Simulating Validity: Modal Decoupling in MLLM Generated Feedback on Science Drawings
Study reveals 41% of AI-generated feedback on science drawings contains grounding errors.
A new study accepted at AIED 2026 tested GPT-5.1 on 150 middle school science drawings covering kinetic molecular theory across five tasks and three competence levels. Researchers generated 300 feedback instances and coded them for four grounding error types: object mismatch, attribute mismatch, relation mismatch, and false absence. They found that 41.3% of all feedback instances contained at least one error, with false absence—treating depicted elements as missing—being the dominant failure mode. Even an inventory-list-first prompting workflow, which asks the model to list objects before generating feedback, reduced overall errors but still left roughly one in three outputs flawed.
The study identifies modal decoupling as a key limitation: MLLM outputs remain pedagogically plausible in form while contradicting the actual visual evidence. Feedback that appears visually grounded offered little diagnostic value for detecting invalid instances—meaning educators cannot easily spot when the AI is wrong. The findings highlight that common prompting strategies are insufficient for reliable grounding in complex visual tasks like student science drawings. For AIED applications, this raises serious concerns about deploying off-the-shelf MLLMs for automated assessment without robust, multi-modal verification mechanisms.
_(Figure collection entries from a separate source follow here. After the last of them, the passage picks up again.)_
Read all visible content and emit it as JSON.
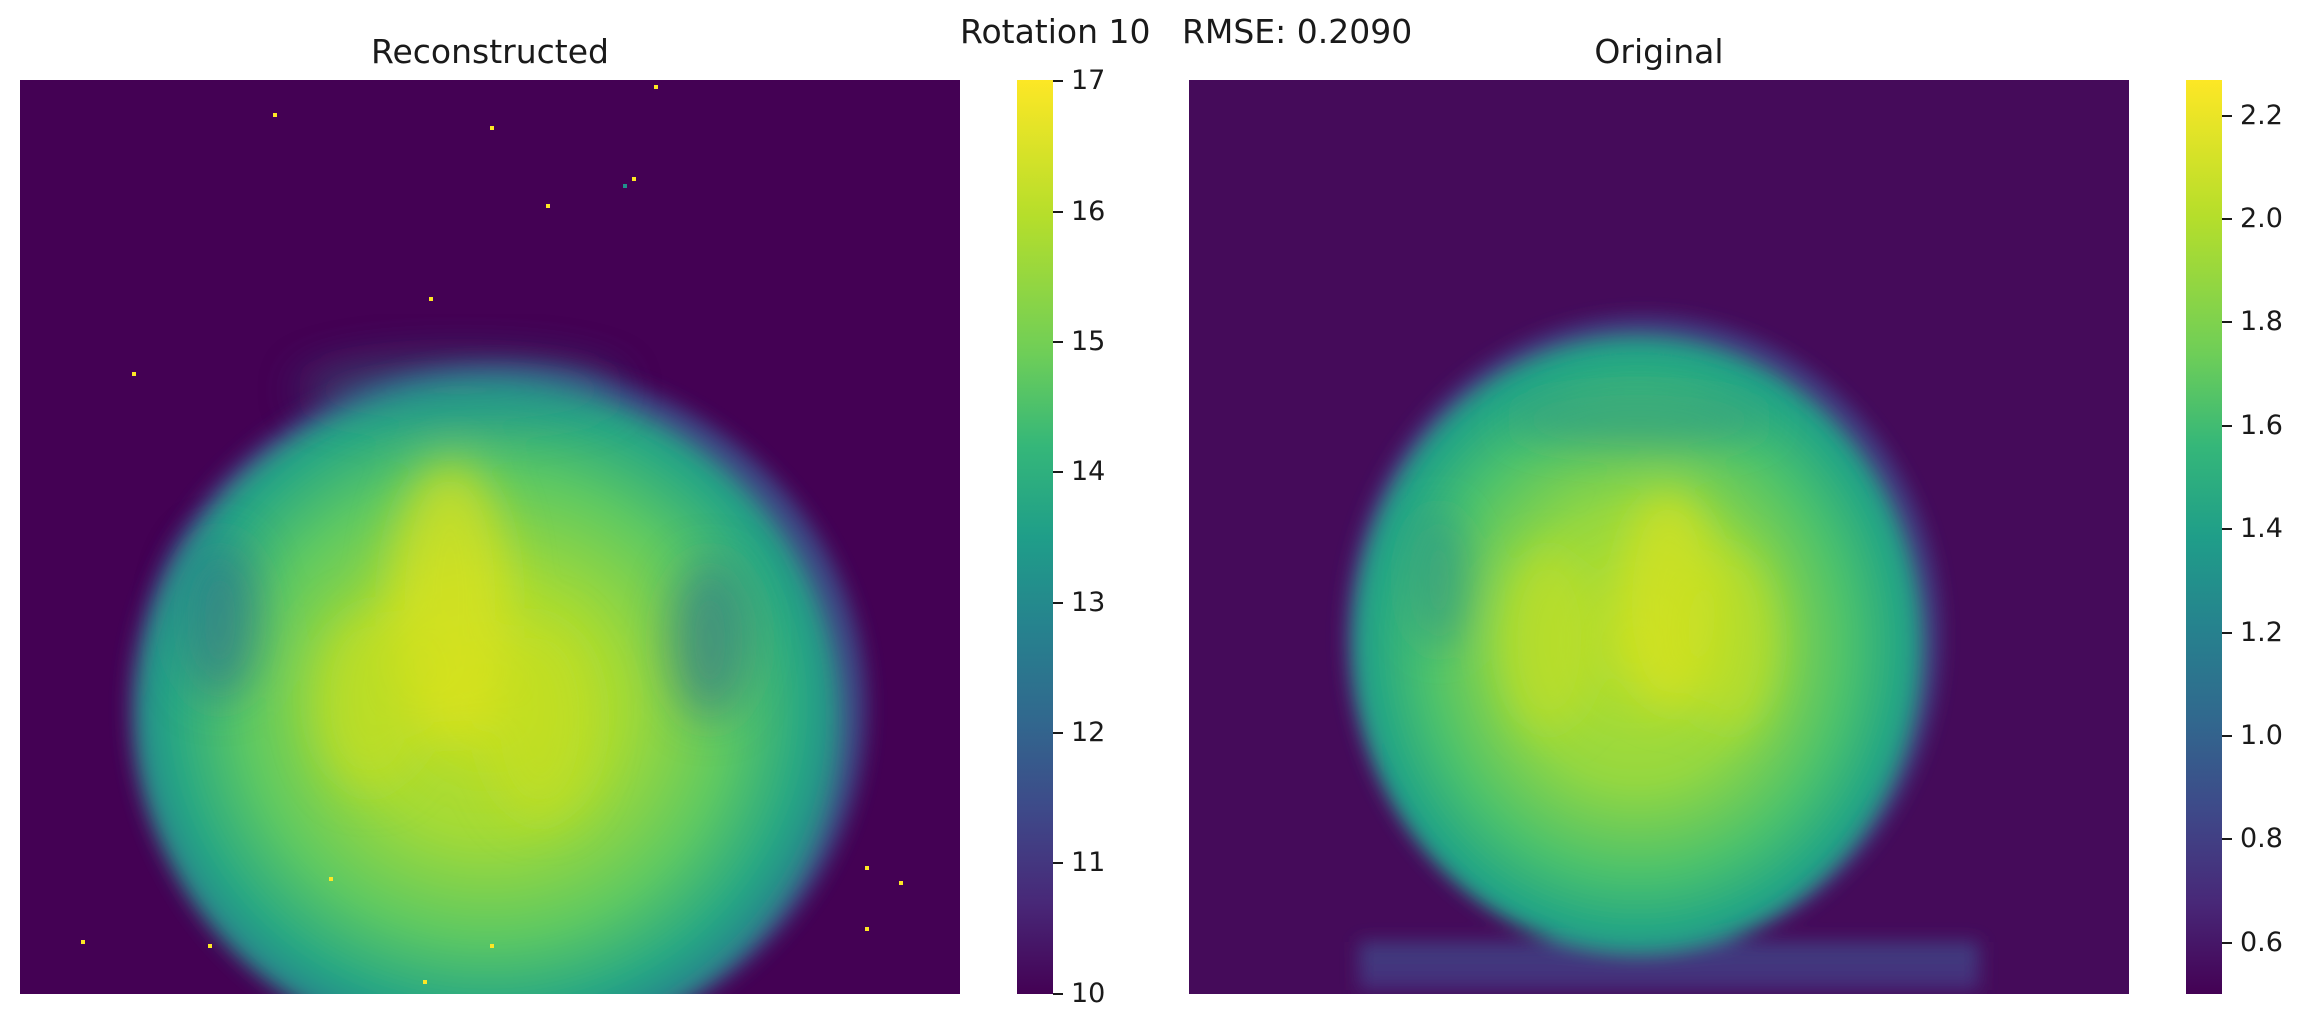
{
  "figure": {
    "suptitle": "Rotation 10   RMSE: 0.2090",
    "left_title": "Reconstructed",
    "right_title": "Original"
  },
  "left_colorbar": {
    "ticks": [
      "10",
      "11",
      "12",
      "13",
      "14",
      "15",
      "16",
      "17"
    ],
    "min": 10,
    "max": 17
  },
  "right_colorbar": {
    "ticks": [
      "0.6",
      "0.8",
      "1.0",
      "1.2",
      "1.4",
      "1.6",
      "1.8",
      "2.0",
      "2.2"
    ],
    "min": 0.5,
    "max": 2.27
  },
  "colors": {
    "background_dark": "#440154",
    "mid": "#21918c",
    "bright": "#fde725"
  }
}
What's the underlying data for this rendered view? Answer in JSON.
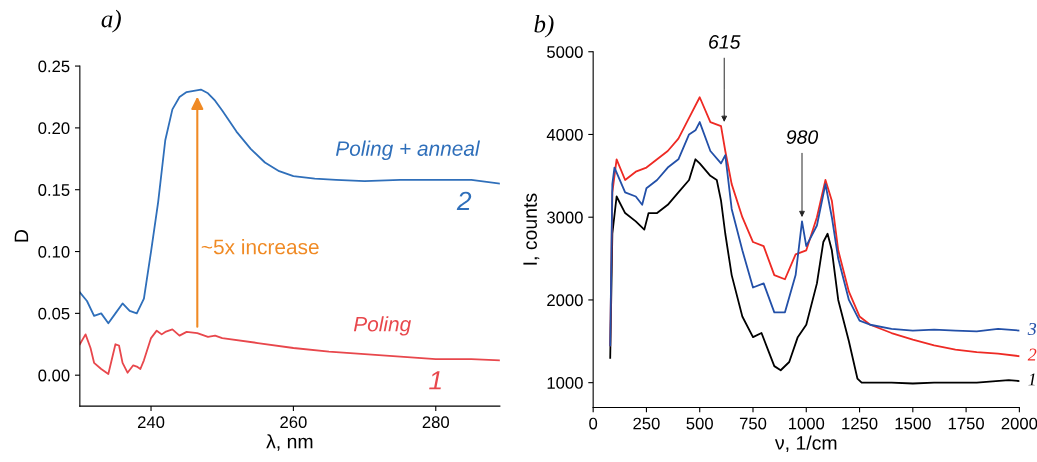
{
  "chart_data": [
    {
      "type": "line",
      "title": "a)",
      "xlabel": "λ, nm",
      "ylabel": "D",
      "xlim": [
        230,
        289
      ],
      "ylim": [
        -0.025,
        0.25
      ],
      "xticks": [
        240,
        260,
        280
      ],
      "yticks": [
        {
          "value": 0,
          "label": "0.00"
        },
        0.05,
        {
          "value": 0.1,
          "label": "0.10"
        },
        0.15,
        {
          "value": 0.2,
          "label": "0.20"
        },
        0.25
      ],
      "grid": false,
      "marker": "none",
      "line_style": "solid",
      "series": [
        {
          "name": "Poling + anneal",
          "color": "#2f6fba",
          "x": [
            230,
            231,
            232,
            233,
            234,
            235,
            236,
            237,
            238,
            239,
            240,
            241,
            242,
            243,
            244,
            245,
            246,
            247,
            248,
            249,
            250,
            252,
            254,
            256,
            258,
            260,
            263,
            266,
            270,
            275,
            280,
            285,
            289
          ],
          "values": [
            0.067,
            0.06,
            0.048,
            0.05,
            0.042,
            0.05,
            0.058,
            0.052,
            0.05,
            0.062,
            0.1,
            0.14,
            0.19,
            0.215,
            0.225,
            0.229,
            0.23,
            0.231,
            0.228,
            0.222,
            0.214,
            0.197,
            0.183,
            0.172,
            0.165,
            0.161,
            0.159,
            0.158,
            0.157,
            0.158,
            0.158,
            0.158,
            0.155
          ]
        },
        {
          "name": "Poling",
          "color": "#e8474c",
          "x": [
            230,
            230.8,
            231.5,
            232,
            233,
            234,
            235,
            235.5,
            236,
            236.7,
            237.5,
            238,
            238.5,
            239,
            240,
            240.8,
            241.5,
            242,
            243,
            244,
            245,
            246.5,
            248,
            249,
            250,
            255,
            260,
            265,
            270,
            275,
            280,
            285,
            289
          ],
          "values": [
            0.025,
            0.033,
            0.022,
            0.01,
            0.005,
            0.001,
            0.025,
            0.024,
            0.01,
            0.002,
            0.008,
            0.007,
            0.005,
            0.012,
            0.03,
            0.036,
            0.033,
            0.035,
            0.037,
            0.032,
            0.035,
            0.034,
            0.031,
            0.032,
            0.03,
            0.026,
            0.022,
            0.019,
            0.017,
            0.015,
            0.013,
            0.013,
            0.012
          ]
        }
      ],
      "annotations": [
        {
          "text": "2",
          "x": 284,
          "y": 0.158
        },
        {
          "text": "1",
          "x": 280,
          "y": 0.013
        },
        "~5x increase"
      ]
    },
    {
      "type": "line",
      "title": "b)",
      "xlabel": "ν, 1/cm",
      "ylabel": "I, counts",
      "xlim": [
        0,
        2000
      ],
      "ylim": [
        700,
        5000
      ],
      "xticks": [
        0,
        250,
        500,
        750,
        1000,
        1250,
        1500,
        1750,
        2000
      ],
      "yticks": [
        1000,
        2000,
        3000,
        4000,
        5000
      ],
      "grid": false,
      "marker": "none",
      "line_style": "solid",
      "series": [
        {
          "name": "1",
          "color": "#000000",
          "x": [
            80,
            90,
            110,
            150,
            200,
            240,
            260,
            300,
            350,
            400,
            450,
            480,
            500,
            550,
            580,
            600,
            620,
            650,
            700,
            750,
            790,
            820,
            850,
            880,
            920,
            960,
            1000,
            1050,
            1080,
            1100,
            1120,
            1150,
            1200,
            1240,
            1260,
            1400,
            1500,
            1600,
            1800,
            1950,
            2000
          ],
          "values": [
            1300,
            2800,
            3250,
            3050,
            2950,
            2850,
            3050,
            3050,
            3150,
            3300,
            3450,
            3700,
            3650,
            3500,
            3450,
            3200,
            2800,
            2300,
            1800,
            1550,
            1600,
            1400,
            1200,
            1150,
            1250,
            1550,
            1700,
            2200,
            2700,
            2800,
            2600,
            2000,
            1500,
            1050,
            1000,
            1000,
            990,
            1000,
            1000,
            1030,
            1020
          ]
        },
        {
          "name": "2",
          "color": "#ee2a24",
          "x": [
            80,
            90,
            110,
            150,
            200,
            250,
            300,
            350,
            400,
            450,
            500,
            550,
            600,
            620,
            650,
            700,
            750,
            800,
            850,
            900,
            950,
            1000,
            1050,
            1090,
            1120,
            1150,
            1200,
            1250,
            1300,
            1400,
            1500,
            1600,
            1700,
            1800,
            1900,
            2000
          ],
          "values": [
            1450,
            3300,
            3700,
            3450,
            3550,
            3600,
            3700,
            3800,
            3950,
            4200,
            4450,
            4150,
            4100,
            3800,
            3400,
            3000,
            2700,
            2650,
            2300,
            2250,
            2550,
            2600,
            3000,
            3450,
            3200,
            2600,
            2100,
            1800,
            1700,
            1600,
            1520,
            1450,
            1400,
            1370,
            1350,
            1320
          ]
        },
        {
          "name": "3",
          "color": "#2350a8",
          "x": [
            80,
            90,
            100,
            150,
            200,
            230,
            250,
            300,
            350,
            400,
            450,
            480,
            500,
            550,
            600,
            620,
            650,
            700,
            750,
            800,
            850,
            900,
            950,
            980,
            1000,
            1050,
            1090,
            1120,
            1150,
            1200,
            1250,
            1300,
            1400,
            1500,
            1600,
            1700,
            1800,
            1900,
            2000
          ],
          "values": [
            1450,
            3400,
            3600,
            3300,
            3250,
            3150,
            3350,
            3450,
            3600,
            3700,
            4000,
            4050,
            4150,
            3800,
            3650,
            3750,
            3100,
            2600,
            2150,
            2200,
            1850,
            1850,
            2300,
            2950,
            2650,
            2900,
            3400,
            3000,
            2500,
            2000,
            1750,
            1700,
            1650,
            1630,
            1640,
            1630,
            1620,
            1650,
            1630
          ]
        }
      ],
      "annotations": [
        {
          "text": "615",
          "x": 615,
          "y": 4150
        },
        {
          "text": "980",
          "x": 980,
          "y": 3000
        }
      ]
    }
  ]
}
- 41.3% of GPT-5.1 feedback instances on student drawings contained at least one grounding error (object, attribute, relation, or false absence).
- False absence—where the model says an element is missing that is actually present—was the most common failure mode.
- An inventory-list-first prompting workflow reduced error rates but still left roughly 1 in 3 feedback instances flawed.
Why It Matters
Highlights critical limitations in using MLLMs like GPT-5.1 for automated student assessment without robust grounding mechanisms.